Emulation of the ZX Spectrum was limited to the 48K and was achieved by either using a supplied utility and a skeleton ROM image (containing no original code) or by loading a complete copy of the ZX Spectrum ROM (obtained from a ZX Spectrum). In order to match the processing speed of the ZX Spectrum (3.5 MHz), the SAM Coupé introduces extra wait states in display Mode 1 (the ZX Spectrum-compatible graphics mode) to slow down the CPU to roughly match the rate of that system.

The 128K model's memory map was incompatible with the Coupé's memory model and the machine featured an entirely different sound generator. It was possible to convert some games and demos by directly hacking the 128K code or by using a software patcher with the 1 megabyte RAM expansion to provide the address space.

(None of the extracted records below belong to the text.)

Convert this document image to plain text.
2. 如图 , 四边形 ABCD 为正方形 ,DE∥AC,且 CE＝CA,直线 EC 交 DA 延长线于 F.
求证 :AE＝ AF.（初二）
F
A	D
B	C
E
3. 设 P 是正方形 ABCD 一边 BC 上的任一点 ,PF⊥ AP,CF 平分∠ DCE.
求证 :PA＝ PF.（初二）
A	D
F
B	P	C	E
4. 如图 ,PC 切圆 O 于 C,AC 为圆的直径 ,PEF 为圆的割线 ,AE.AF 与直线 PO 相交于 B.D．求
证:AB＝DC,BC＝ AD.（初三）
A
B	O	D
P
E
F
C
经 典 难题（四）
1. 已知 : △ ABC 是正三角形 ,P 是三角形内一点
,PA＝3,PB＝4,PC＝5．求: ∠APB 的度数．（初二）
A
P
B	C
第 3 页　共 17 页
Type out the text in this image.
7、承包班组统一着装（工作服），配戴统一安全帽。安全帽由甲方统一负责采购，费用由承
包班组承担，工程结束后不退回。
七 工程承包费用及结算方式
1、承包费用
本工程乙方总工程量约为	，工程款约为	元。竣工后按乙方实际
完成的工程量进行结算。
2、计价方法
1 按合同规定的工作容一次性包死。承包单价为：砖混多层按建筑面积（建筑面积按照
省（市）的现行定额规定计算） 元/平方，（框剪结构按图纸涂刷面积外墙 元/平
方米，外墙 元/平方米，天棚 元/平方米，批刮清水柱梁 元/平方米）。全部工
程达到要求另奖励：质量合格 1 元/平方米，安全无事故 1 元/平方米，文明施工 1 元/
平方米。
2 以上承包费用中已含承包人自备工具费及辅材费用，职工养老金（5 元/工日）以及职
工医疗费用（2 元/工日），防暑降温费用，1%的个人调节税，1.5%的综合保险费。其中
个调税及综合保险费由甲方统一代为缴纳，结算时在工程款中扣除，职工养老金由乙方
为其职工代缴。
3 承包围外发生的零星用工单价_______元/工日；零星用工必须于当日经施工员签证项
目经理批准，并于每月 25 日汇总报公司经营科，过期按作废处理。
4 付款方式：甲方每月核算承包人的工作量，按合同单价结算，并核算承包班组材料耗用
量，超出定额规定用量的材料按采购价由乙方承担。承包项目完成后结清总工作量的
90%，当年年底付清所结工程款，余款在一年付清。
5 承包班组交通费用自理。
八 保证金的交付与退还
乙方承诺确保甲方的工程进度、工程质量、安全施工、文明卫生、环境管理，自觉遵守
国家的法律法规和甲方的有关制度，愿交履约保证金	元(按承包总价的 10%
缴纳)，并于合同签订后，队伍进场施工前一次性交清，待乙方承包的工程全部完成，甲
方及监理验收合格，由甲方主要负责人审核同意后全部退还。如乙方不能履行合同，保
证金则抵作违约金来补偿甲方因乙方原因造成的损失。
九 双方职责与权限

Because the Coupé did not run at exactly the same speed as the Spectrum even in emulation mode, many anti-piracy tape loaders would not work on the Coupé hardware. This led to the development by MGT of a special hardware interface called the Messenger which could capture the state of a connected ZX Spectrum to SAM Coupé disk for playback later without the Spectrum connected. The Messenger plugged into the Coupé's network port, and the Spectrum's expansion slot. Due to unsuitable onboard break (NMI) buttons (needed to activate the Messenger software), a de-bounced break-button card was also provided, which plugged into the Coupé's expansion slot.